The Predictive Power of Proteinuria in Pregnancy
thesisposted on 07.06.2012, 12:39 by Matthew Hall
Background- This thesis examines the power of urinary protein excretion – both quantitative and qualitative – during pregnancy in predicting maternal and fetal outcomes. The independent effect of proteinuria in predicting adverse outcomes for women with chronic kidney disease (CKD) has not been well characterised. Secondly, pre‐eclampsia is a leading cause of maternal and fetal morbidity and mortality worldwide. There are no tests to predict pre‐eclampsia in clinical use.

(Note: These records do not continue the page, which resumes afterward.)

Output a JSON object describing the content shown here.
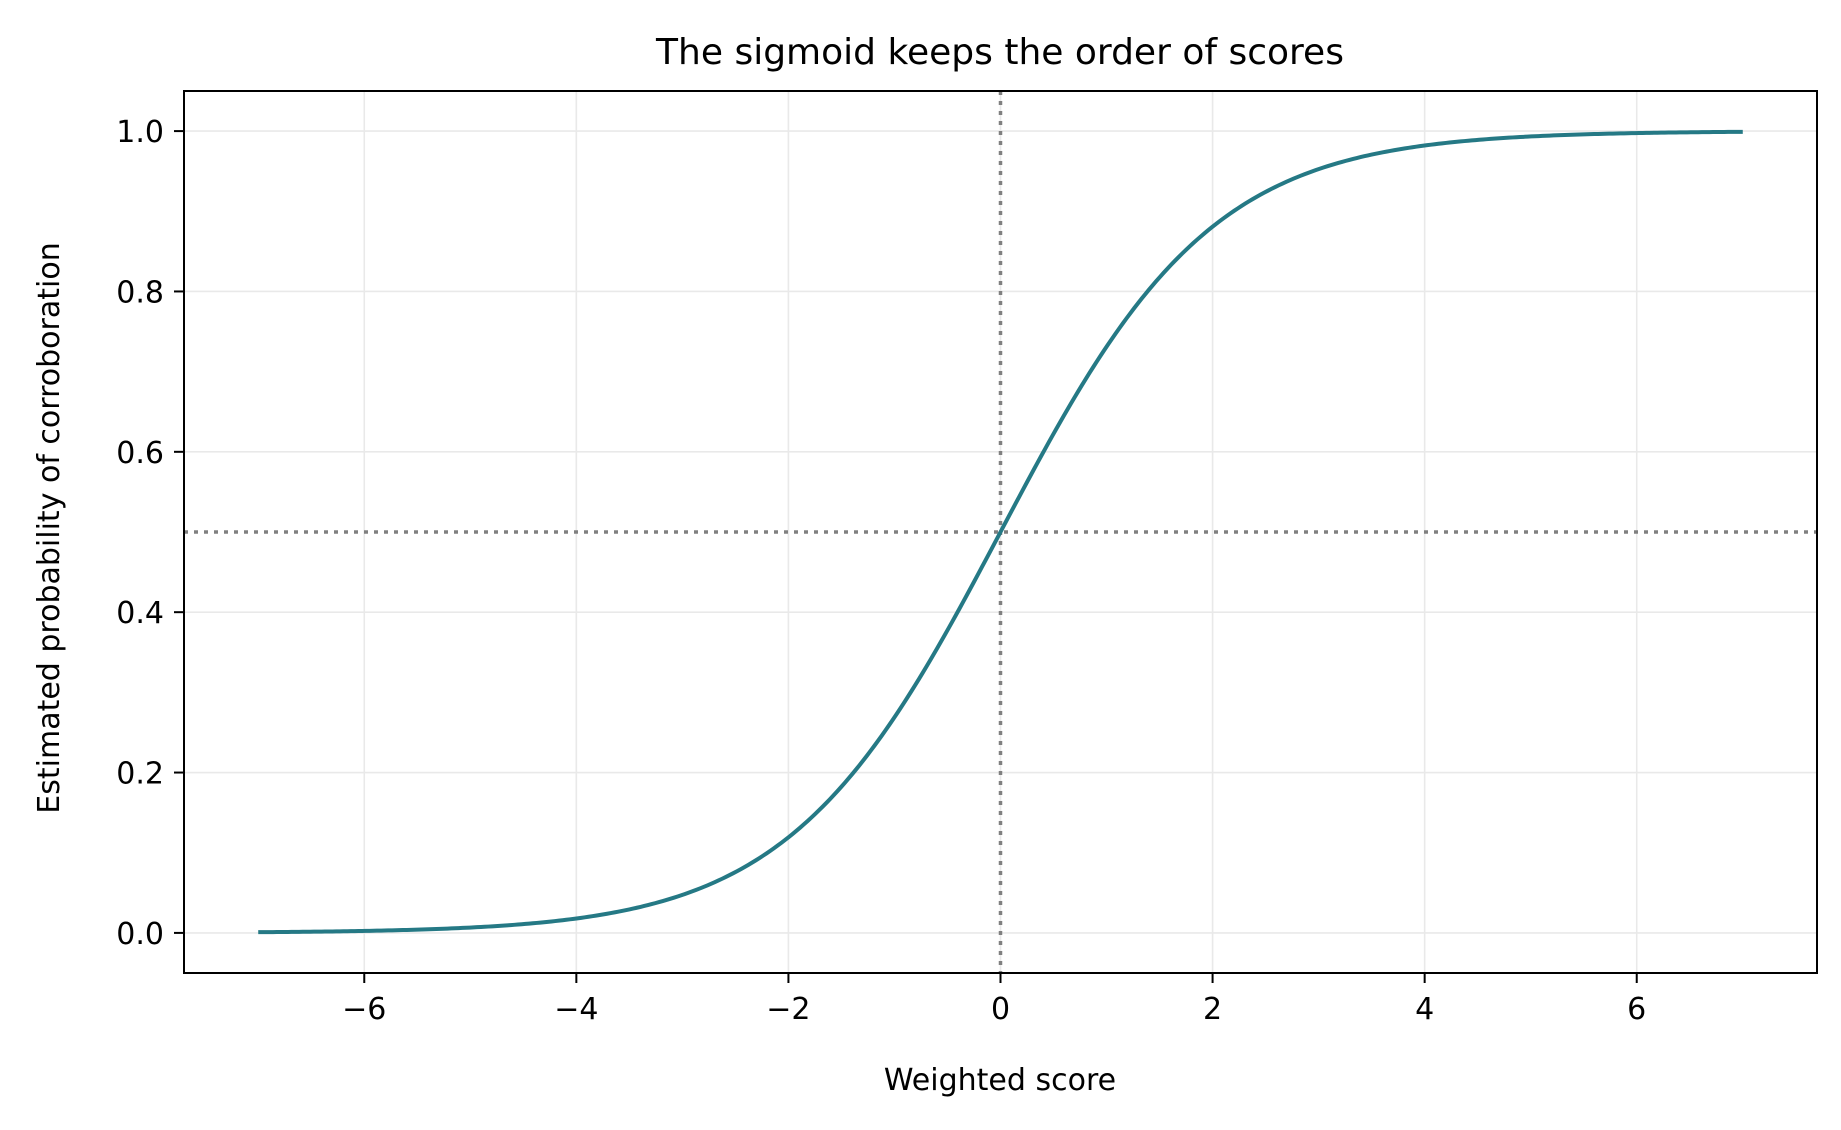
{
  "chart_data": {
    "type": "line",
    "title": "The sigmoid keeps the order of scores",
    "xlabel": "Weighted score",
    "ylabel": "Estimated probability of corroboration",
    "xlim": [
      -7.7,
      7.7
    ],
    "ylim": [
      -0.05,
      1.05
    ],
    "x_ticks": [
      -6,
      -4,
      -2,
      0,
      2,
      4,
      6
    ],
    "x_tick_labels": [
      "−6",
      "−4",
      "−2",
      "0",
      "2",
      "4",
      "6"
    ],
    "y_ticks": [
      0.0,
      0.2,
      0.4,
      0.6,
      0.8,
      1.0
    ],
    "y_tick_labels": [
      "0.0",
      "0.2",
      "0.4",
      "0.6",
      "0.8",
      "1.0"
    ],
    "grid": true,
    "series": [
      {
        "function": "sigmoid",
        "color": "#257985",
        "x": [
          -7,
          -6.5,
          -6,
          -5.5,
          -5,
          -4.5,
          -4,
          -3.5,
          -3,
          -2.5,
          -2,
          -1.5,
          -1,
          -0.5,
          0,
          0.5,
          1,
          1.5,
          2,
          2.5,
          3,
          3.5,
          4,
          4.5,
          5,
          5.5,
          6,
          6.5,
          7
        ],
        "y": [
          0.001,
          0.002,
          0.002,
          0.004,
          0.007,
          0.011,
          0.018,
          0.029,
          0.047,
          0.076,
          0.119,
          0.182,
          0.269,
          0.378,
          0.5,
          0.622,
          0.731,
          0.818,
          0.881,
          0.924,
          0.953,
          0.971,
          0.982,
          0.989,
          0.993,
          0.996,
          0.998,
          0.998,
          0.999
        ]
      }
    ],
    "reference_lines": [
      {
        "orientation": "vertical",
        "value": 0,
        "style": "dotted",
        "color": "#808080"
      },
      {
        "orientation": "horizontal",
        "value": 0.5,
        "style": "dotted",
        "color": "#808080"
      }
    ]
  }
}
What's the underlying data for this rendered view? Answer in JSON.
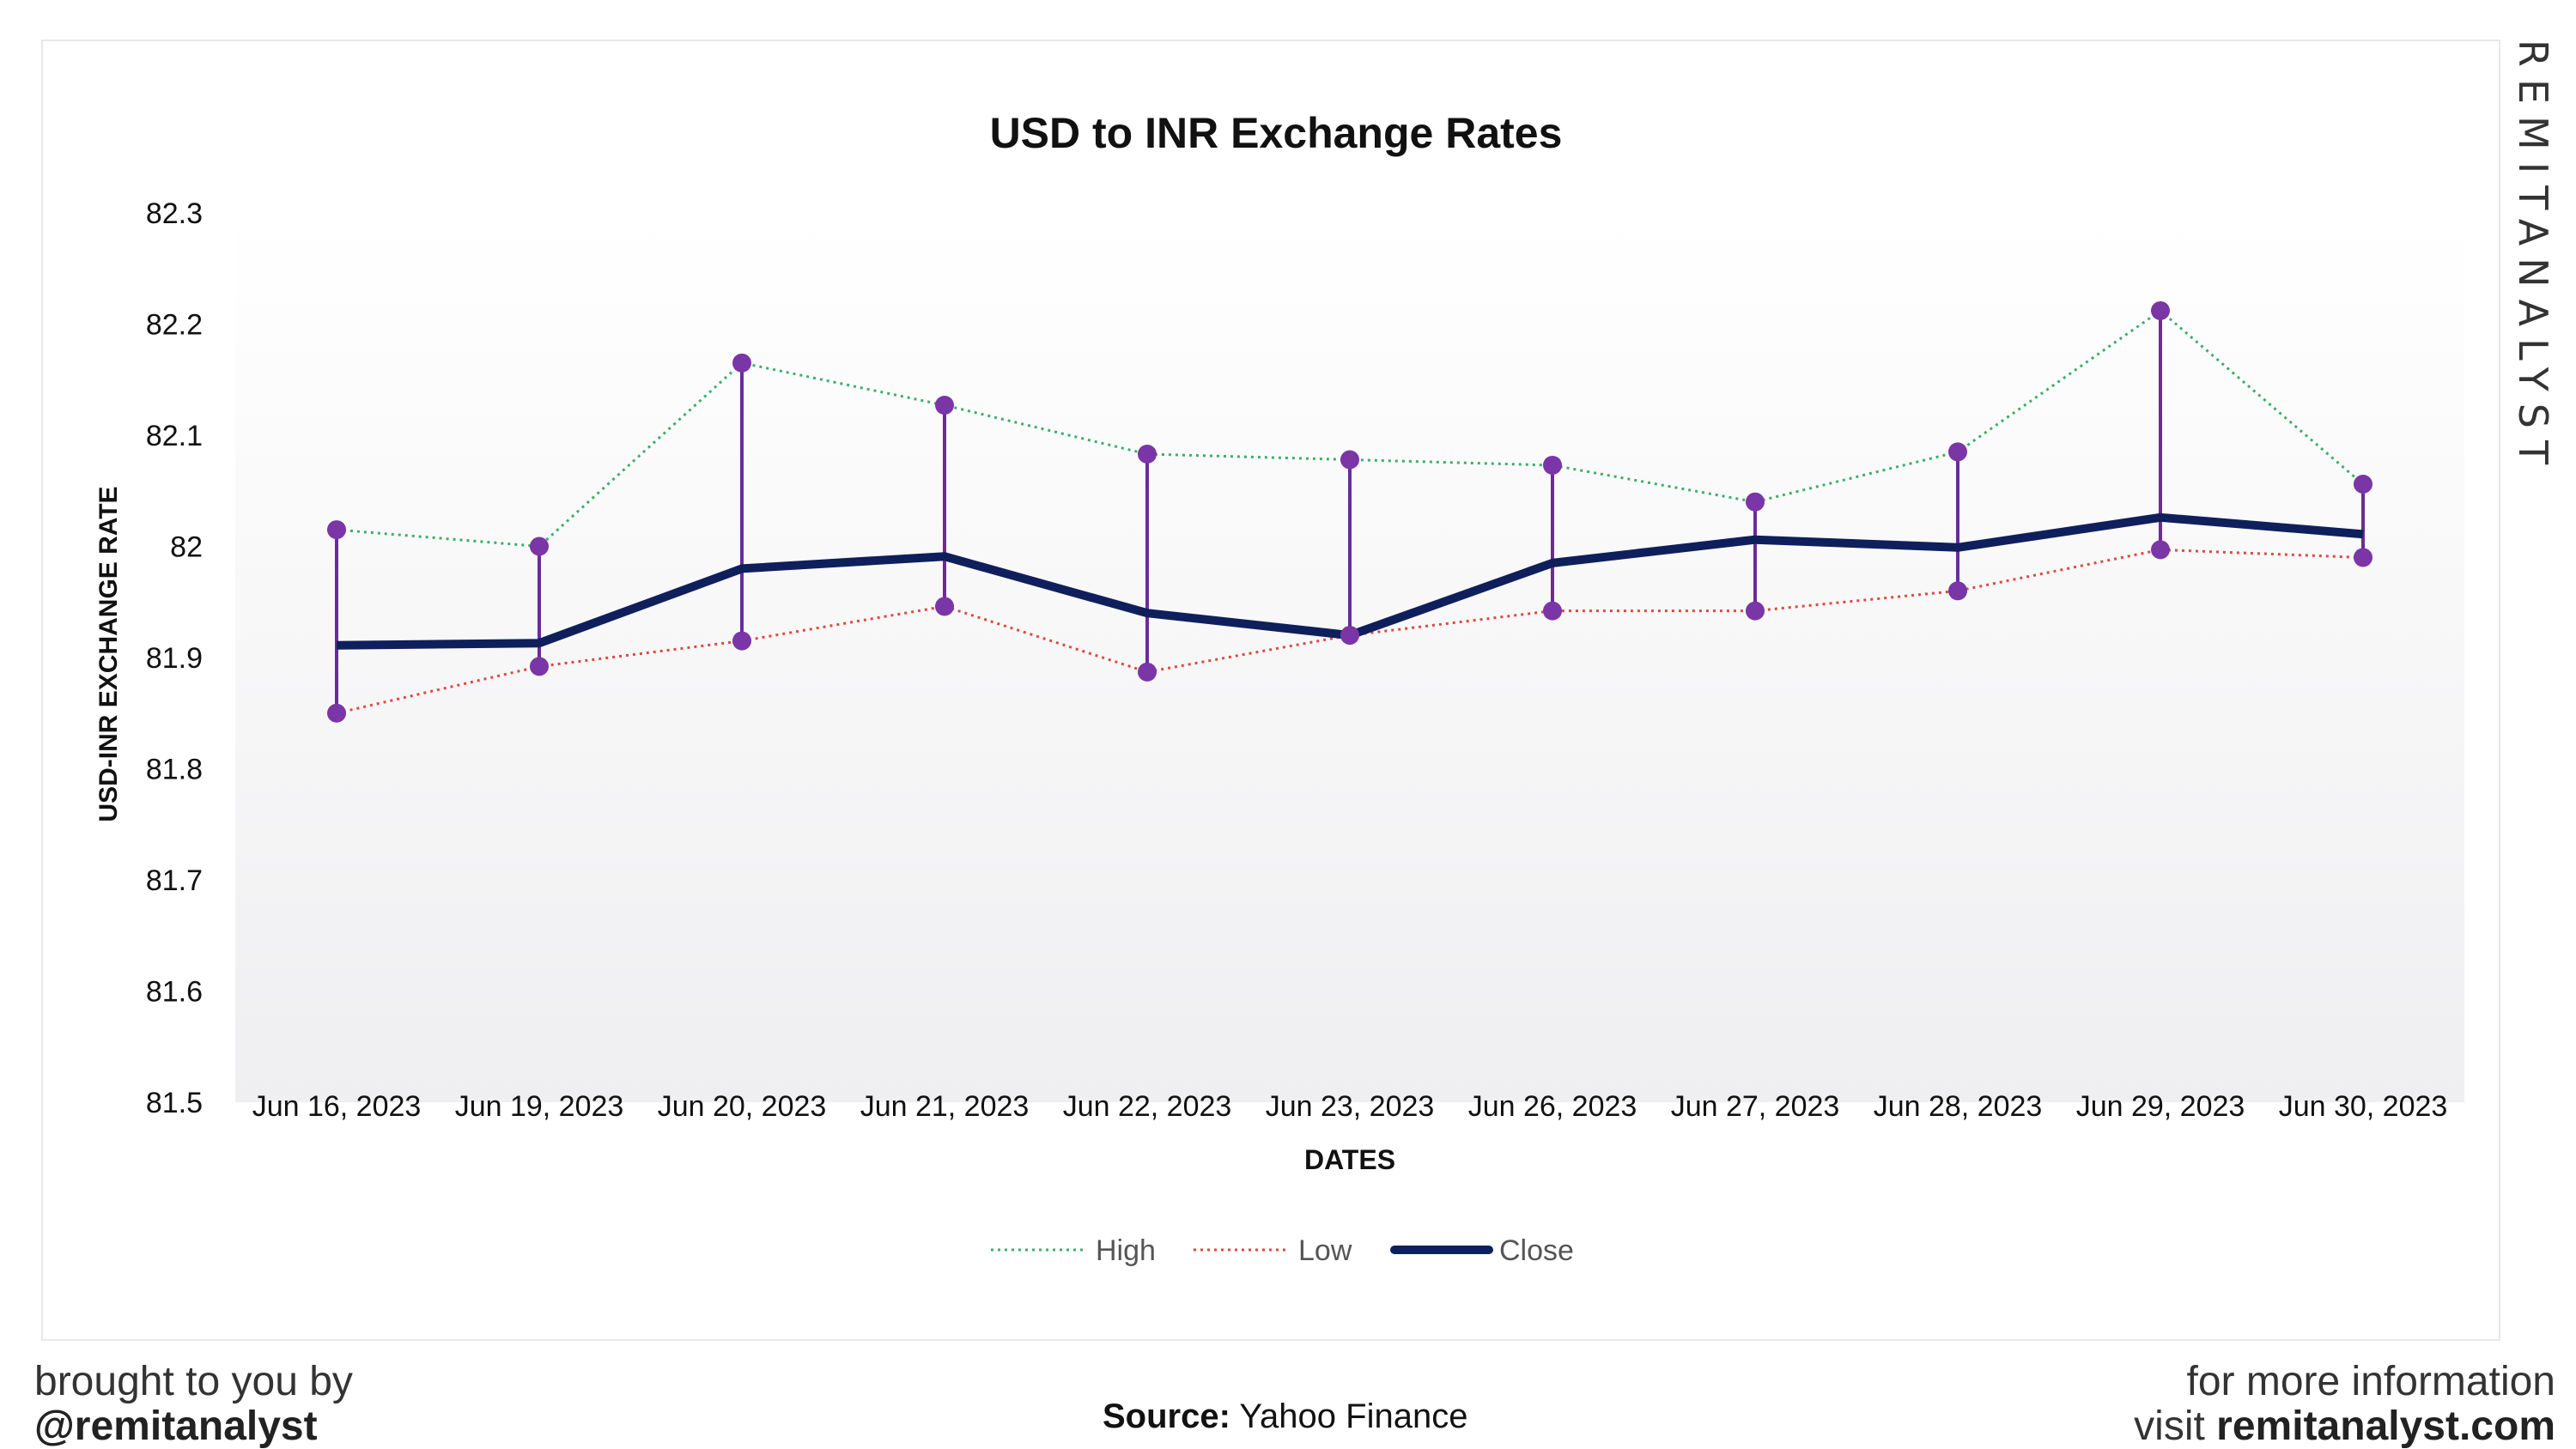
{
  "brand": {
    "vertical_text": "REMITANALYST",
    "tagline": "brought to you by",
    "handle": "@remitanalyst",
    "info_line": "for more information",
    "visit_prefix": "visit ",
    "website": "remitanalyst.com"
  },
  "source": {
    "label": "Source:",
    "value": "Yahoo Finance"
  },
  "colors": {
    "high": "#3dae6a",
    "low": "#e0483e",
    "close": "#0f1f5c",
    "marker": "#7a35a6",
    "range_line": "#6a2c96"
  },
  "chart_data": {
    "type": "line",
    "title": "USD to INR Exchange Rates",
    "xlabel": "DATES",
    "ylabel": "USD-INR EXCHANGE RATE",
    "ylim": [
      81.5,
      82.3
    ],
    "yticks": [
      "81.5",
      "81.6",
      "81.7",
      "81.8",
      "81.9",
      "82",
      "82.1",
      "82.2",
      "82.3"
    ],
    "grid": false,
    "legend_position": "bottom",
    "categories": [
      "Jun 16, 2023",
      "Jun 19, 2023",
      "Jun 20, 2023",
      "Jun 21, 2023",
      "Jun 22, 2023",
      "Jun 23, 2023",
      "Jun 26, 2023",
      "Jun 27, 2023",
      "Jun 28, 2023",
      "Jun 29, 2023",
      "Jun 30, 2023"
    ],
    "series": [
      {
        "name": "High",
        "values": [
          82.015,
          82.0,
          82.165,
          82.127,
          82.083,
          82.078,
          82.073,
          82.04,
          82.085,
          82.212,
          82.056
        ]
      },
      {
        "name": "Low",
        "values": [
          81.85,
          81.892,
          81.915,
          81.946,
          81.887,
          81.92,
          81.942,
          81.942,
          81.96,
          81.997,
          81.99
        ]
      },
      {
        "name": "Close",
        "values": [
          81.911,
          81.913,
          81.98,
          81.991,
          81.94,
          81.92,
          81.985,
          82.006,
          81.999,
          82.026,
          82.011
        ]
      }
    ]
  }
}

Methods- Analysis of prospective data collected from pregnant women with CKD from multiple centres in the United Kingdom. A longitudinal prospective clinical study of urine proteomics in early pregnancy in women at high risk of pre‐eclampsia to identify putative predictive biomarkers. Results- Data was analysed from 313 pregnancies in 256 women with CKD from 2005 to 2010. Urine ACR or PCR is accurate in quantifying proteinuria in women with CKD during pregnancy. Women in whom pregnancy‐associated increases in proteinuria failed to return to baseline have increased progression of renal dysfunction compared to other women. Proteinuria at conception is not independently associated with pregnancy-associated accelerated loss of renal function but does predict preterm delivery. Nephrotic syndrome in pregnancy is not independently associated with adverse fetal outcomes. 145 participants were enrolled in a study of urine proteomics of whom 11 developed pre‐eclampsia. A panel of 5 peptides was identified in urine collected prior to 20 weeks gestation that predicted the subsequent development of pre‐eclampsia with 92% accuracy. A further peak was indentified in specimens collected from 20 to 25 weeks gestation with similar predictive performance. Summary- Maternal proteinuria at conception is associated with preterm delivery in women with CKD. Increased proteinuria that fails to resolve postpartum is associated with a more rapid decline. Accurate prediction of the development of pre‐eclampsia in women at high risk was achieved from urine proteomic analysis prior to 20 weeks gestation.